Correct uses of the whip are:

(1) showing horses the whip before hitting them;

(2) using the whip in rhythm with the horse’s stride; and

(3) using the whip as an aid to maintain a horse running straight.”

The New York rules appear to be ambiguous as to whether Spencer’s ride was a transgression. What would have to be determined in particular is whether his whipping of Cape Blanco caused welts or breaks in the skin.

Horse racing in the United States is not well regarded by the general public, as shown in findings from the recent Jockey Club-sponsored McKinsey & Company study. Incidents of excessive whipping—such as in the case of Cape Blanco—only reinforce this negative image.  People who say that in-race whipping is usually not nearly as bad as it seems to spectators miss the point:  if the public perceives it as bad, it is.

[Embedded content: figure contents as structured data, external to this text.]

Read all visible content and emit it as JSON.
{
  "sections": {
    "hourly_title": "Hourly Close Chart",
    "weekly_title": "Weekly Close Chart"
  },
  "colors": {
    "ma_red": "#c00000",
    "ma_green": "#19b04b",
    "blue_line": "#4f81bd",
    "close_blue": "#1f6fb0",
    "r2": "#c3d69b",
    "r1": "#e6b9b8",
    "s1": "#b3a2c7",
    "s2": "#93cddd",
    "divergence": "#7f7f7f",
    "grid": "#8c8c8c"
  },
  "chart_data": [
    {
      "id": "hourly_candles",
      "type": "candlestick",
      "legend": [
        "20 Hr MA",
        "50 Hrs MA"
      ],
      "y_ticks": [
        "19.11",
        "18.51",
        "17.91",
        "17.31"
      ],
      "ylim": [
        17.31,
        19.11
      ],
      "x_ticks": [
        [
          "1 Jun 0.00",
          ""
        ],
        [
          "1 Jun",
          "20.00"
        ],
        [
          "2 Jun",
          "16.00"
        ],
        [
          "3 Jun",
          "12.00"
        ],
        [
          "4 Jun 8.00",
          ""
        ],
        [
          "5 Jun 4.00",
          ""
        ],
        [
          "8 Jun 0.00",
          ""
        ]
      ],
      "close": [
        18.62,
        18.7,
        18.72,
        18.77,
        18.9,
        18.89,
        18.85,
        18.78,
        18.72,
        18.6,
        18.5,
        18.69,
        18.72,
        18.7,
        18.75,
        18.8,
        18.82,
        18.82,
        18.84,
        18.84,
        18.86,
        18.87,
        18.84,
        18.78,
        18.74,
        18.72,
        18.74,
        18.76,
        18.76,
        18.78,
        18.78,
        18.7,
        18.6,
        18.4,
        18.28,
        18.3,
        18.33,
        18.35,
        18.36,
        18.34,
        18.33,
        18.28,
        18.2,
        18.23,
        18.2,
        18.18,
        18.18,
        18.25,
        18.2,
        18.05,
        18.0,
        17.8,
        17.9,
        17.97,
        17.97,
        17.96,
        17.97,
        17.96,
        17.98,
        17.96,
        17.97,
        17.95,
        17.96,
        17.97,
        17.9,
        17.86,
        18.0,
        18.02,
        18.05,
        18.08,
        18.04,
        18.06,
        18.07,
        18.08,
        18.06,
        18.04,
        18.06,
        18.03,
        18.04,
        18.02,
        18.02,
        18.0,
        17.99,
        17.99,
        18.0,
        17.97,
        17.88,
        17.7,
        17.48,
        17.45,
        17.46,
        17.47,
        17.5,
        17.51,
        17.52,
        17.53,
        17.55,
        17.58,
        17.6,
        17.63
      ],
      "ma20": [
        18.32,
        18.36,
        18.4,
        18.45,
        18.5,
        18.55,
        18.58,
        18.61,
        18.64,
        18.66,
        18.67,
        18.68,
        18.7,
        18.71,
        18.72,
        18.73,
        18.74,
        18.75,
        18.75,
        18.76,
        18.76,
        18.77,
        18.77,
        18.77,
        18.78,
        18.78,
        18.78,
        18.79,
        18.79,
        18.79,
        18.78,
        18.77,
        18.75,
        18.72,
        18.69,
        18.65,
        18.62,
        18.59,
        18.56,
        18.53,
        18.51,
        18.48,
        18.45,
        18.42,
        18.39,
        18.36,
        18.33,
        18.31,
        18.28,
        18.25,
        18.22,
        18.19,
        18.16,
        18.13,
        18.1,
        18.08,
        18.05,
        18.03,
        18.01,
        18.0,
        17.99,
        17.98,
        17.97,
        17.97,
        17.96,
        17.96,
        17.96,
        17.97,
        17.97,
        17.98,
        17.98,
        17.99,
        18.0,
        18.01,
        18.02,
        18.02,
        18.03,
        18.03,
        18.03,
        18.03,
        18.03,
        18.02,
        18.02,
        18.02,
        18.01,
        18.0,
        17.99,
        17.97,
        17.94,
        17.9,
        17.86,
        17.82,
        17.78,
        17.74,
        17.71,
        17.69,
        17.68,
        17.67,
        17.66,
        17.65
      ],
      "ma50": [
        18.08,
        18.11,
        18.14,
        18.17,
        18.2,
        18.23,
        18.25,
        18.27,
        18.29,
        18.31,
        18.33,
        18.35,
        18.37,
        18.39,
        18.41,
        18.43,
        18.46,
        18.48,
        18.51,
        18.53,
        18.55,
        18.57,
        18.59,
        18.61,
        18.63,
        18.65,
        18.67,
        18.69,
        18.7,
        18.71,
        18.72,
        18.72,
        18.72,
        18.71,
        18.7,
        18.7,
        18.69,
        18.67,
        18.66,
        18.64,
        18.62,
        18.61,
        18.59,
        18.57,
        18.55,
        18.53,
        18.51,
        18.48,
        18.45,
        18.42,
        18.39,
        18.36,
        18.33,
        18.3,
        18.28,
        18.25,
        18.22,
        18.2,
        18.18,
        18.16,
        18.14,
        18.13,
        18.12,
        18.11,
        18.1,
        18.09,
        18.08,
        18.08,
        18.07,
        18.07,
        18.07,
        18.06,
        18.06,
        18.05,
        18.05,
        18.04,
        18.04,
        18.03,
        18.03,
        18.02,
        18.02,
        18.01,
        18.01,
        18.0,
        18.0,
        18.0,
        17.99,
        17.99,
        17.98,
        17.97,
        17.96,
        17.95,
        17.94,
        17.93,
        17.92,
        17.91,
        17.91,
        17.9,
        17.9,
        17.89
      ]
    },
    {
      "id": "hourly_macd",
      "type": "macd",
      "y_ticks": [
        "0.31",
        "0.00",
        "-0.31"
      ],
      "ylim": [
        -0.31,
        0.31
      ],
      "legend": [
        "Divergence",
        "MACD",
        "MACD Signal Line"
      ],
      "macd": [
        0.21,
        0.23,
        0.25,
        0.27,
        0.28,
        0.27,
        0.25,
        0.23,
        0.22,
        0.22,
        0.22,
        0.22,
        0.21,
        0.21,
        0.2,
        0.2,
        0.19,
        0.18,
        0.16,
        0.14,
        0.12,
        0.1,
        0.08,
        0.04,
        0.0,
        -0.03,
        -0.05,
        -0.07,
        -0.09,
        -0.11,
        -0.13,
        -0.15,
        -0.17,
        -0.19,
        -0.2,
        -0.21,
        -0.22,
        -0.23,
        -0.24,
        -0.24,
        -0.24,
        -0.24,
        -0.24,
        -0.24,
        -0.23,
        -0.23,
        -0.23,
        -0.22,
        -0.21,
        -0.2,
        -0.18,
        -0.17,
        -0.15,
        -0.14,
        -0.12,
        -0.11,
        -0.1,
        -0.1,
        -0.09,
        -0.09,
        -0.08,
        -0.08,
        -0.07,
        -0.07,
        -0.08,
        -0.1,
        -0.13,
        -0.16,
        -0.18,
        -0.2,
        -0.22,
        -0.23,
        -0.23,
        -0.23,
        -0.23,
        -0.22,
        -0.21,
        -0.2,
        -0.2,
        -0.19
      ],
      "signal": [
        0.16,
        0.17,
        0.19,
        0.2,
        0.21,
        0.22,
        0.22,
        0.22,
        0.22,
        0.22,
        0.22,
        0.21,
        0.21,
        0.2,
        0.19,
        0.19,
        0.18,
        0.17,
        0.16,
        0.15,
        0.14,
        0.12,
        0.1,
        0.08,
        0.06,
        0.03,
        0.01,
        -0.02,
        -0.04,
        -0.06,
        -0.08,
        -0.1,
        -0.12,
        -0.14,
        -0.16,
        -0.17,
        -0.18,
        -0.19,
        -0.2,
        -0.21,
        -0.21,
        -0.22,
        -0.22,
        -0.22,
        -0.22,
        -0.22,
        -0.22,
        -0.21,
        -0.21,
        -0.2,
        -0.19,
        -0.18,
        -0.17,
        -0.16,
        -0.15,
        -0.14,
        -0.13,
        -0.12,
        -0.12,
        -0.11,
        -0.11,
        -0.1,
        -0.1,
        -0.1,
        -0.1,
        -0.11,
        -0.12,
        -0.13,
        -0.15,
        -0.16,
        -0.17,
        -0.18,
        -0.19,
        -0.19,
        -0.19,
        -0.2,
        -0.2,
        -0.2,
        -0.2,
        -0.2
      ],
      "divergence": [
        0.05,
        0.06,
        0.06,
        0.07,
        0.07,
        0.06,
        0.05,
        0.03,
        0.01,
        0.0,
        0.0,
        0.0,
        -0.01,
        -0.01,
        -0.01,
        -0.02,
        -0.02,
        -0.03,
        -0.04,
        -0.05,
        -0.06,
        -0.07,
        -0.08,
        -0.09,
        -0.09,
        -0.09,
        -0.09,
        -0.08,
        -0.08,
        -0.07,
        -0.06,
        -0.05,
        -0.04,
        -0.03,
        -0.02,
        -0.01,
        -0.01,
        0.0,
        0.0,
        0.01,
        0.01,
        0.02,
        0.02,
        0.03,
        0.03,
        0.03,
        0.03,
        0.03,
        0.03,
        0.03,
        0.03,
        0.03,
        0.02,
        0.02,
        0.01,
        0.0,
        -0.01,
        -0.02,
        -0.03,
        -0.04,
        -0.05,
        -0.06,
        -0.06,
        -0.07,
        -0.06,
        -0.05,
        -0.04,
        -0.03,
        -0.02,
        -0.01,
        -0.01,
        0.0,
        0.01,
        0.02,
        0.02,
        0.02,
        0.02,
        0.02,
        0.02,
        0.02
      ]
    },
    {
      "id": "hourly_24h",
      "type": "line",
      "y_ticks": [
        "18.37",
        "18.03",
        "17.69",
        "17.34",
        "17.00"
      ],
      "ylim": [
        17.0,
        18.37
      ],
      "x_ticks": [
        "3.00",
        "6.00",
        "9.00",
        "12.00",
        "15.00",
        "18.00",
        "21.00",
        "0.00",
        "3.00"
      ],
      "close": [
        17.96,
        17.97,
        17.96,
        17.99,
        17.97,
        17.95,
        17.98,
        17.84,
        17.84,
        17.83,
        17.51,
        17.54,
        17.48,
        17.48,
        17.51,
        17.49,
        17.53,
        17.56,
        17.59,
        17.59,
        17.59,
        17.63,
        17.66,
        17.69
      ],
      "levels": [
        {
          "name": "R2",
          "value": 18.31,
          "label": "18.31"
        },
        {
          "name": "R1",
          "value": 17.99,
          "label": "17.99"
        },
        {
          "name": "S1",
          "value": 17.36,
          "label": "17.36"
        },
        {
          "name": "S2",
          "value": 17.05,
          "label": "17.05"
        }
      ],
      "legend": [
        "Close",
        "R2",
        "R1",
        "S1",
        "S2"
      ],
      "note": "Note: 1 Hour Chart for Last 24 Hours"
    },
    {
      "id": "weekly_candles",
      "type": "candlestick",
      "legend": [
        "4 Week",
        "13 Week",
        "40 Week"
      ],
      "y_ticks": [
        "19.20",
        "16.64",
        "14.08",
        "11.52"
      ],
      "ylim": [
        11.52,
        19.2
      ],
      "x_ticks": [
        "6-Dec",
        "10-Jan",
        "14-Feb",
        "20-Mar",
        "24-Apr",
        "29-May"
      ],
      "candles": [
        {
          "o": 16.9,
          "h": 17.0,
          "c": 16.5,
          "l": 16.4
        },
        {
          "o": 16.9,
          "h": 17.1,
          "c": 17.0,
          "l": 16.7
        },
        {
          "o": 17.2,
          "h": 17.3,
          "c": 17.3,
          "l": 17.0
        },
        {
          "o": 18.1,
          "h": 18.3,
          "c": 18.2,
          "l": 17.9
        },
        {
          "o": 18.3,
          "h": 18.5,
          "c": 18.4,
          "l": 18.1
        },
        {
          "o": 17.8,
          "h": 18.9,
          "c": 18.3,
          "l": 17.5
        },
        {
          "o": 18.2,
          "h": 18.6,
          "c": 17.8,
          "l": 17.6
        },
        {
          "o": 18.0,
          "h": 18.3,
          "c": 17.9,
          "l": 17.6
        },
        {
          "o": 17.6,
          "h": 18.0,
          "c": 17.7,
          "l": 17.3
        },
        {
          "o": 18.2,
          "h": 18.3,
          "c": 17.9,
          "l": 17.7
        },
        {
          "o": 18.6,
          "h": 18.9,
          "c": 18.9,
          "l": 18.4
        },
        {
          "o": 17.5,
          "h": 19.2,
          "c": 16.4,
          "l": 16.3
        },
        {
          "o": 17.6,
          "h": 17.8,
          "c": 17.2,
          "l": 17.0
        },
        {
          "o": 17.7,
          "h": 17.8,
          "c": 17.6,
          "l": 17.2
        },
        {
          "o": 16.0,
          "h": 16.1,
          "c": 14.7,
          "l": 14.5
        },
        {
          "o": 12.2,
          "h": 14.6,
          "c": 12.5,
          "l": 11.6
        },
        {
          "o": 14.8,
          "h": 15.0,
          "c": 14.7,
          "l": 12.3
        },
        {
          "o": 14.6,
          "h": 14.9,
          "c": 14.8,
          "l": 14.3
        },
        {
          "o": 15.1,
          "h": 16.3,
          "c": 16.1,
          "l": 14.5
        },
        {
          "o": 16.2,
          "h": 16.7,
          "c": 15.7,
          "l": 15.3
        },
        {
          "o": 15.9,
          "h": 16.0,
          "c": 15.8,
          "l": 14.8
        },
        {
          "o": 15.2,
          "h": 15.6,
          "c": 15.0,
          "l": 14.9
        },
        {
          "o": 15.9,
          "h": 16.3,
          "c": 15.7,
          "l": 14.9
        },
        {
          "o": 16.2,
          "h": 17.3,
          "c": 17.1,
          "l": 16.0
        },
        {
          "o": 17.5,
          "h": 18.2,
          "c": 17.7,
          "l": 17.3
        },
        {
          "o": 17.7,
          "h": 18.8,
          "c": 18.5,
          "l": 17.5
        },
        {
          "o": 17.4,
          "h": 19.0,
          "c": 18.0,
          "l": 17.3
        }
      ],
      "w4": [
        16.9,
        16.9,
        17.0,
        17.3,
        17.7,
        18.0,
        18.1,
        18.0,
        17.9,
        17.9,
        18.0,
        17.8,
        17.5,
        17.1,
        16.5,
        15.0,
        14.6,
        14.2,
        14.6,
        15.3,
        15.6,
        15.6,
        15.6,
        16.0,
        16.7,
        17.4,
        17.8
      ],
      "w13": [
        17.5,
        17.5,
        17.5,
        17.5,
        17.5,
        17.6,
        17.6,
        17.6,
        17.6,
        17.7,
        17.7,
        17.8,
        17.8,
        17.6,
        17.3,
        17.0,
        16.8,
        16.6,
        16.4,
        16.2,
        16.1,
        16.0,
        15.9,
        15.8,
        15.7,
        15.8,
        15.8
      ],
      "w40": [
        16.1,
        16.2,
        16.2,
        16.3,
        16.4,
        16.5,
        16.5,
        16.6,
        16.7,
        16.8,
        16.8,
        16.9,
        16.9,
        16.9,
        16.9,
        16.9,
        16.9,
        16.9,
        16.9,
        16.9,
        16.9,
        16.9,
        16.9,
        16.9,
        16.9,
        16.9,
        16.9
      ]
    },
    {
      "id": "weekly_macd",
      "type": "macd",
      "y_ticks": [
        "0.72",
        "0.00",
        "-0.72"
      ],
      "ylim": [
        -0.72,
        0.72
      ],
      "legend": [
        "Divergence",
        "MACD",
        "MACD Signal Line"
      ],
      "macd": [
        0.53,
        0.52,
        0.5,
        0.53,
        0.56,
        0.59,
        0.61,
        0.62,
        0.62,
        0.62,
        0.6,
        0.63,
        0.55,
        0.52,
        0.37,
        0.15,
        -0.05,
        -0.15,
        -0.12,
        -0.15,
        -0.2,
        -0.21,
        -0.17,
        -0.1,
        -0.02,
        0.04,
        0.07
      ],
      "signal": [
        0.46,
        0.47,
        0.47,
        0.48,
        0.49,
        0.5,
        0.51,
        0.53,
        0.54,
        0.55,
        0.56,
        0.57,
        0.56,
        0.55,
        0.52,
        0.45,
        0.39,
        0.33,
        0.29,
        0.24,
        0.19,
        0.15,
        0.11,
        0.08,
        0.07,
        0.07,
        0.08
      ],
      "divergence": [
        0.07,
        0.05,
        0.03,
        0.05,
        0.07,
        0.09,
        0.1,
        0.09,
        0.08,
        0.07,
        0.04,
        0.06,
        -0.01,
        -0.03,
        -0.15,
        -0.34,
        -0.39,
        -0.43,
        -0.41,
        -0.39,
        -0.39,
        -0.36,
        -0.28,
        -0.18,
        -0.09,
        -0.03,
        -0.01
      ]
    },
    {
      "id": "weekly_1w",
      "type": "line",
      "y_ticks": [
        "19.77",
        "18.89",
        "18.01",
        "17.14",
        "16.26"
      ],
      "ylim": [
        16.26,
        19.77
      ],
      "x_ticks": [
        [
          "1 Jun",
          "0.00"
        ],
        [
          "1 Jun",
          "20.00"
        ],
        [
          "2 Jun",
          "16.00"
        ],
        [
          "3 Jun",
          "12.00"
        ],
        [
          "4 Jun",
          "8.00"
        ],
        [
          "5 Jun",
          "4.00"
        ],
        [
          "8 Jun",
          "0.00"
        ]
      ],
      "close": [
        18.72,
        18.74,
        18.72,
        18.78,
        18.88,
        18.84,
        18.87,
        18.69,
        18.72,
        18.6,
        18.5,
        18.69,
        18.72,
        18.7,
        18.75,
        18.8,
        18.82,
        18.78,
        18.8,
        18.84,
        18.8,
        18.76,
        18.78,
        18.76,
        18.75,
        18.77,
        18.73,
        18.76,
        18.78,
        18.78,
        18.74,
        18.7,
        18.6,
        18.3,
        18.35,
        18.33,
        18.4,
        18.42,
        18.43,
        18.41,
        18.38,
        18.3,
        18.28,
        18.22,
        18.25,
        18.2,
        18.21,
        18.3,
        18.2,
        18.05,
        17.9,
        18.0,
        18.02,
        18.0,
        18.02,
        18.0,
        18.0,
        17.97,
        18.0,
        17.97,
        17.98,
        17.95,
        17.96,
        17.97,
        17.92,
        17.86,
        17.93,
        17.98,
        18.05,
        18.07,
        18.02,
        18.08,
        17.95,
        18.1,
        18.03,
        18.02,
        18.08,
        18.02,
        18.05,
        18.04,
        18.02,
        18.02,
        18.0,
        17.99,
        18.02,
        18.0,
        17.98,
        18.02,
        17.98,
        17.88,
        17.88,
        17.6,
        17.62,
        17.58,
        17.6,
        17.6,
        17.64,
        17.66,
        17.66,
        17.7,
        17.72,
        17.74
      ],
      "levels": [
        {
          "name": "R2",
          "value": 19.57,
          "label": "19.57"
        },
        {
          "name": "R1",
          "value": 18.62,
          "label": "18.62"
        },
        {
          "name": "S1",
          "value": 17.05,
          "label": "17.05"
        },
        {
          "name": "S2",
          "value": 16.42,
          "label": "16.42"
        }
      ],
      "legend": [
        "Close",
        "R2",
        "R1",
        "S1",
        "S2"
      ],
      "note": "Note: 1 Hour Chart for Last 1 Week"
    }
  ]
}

The sensible path forward for American horse racing is to keep the whip in racing but more tightly limit its use—in line with what the British have done. However, one possible outcome must be precisely accounted for. Suppose that the Kentucky Derby is won by a horse whose jockey hits his mount twenty times during the race, including eight times in the final furlong. In this case, the horse must be disqualified for the jockey’s flouting of the rules or else the rules will not be much of a deterrent.

Public perception aside, the main reason that whipping rules in New York and other American jurisdictions should be stricter has to do with human decency and respect: a gallant racehorse giving his or her all should not be subjected to mistreatment like repeated whipping so that an owner can net a purse or a bettor can cash a ticket.

An acquaintance of mine used to own Standardbreds. His trainer had orders to instruct drivers of this fellow’s horses not to whip. The driver could shake the whip but was forbidden from actually having the whip touch the horse. The owner may have lost a few drivers and purses along the way, but he had peace of mind.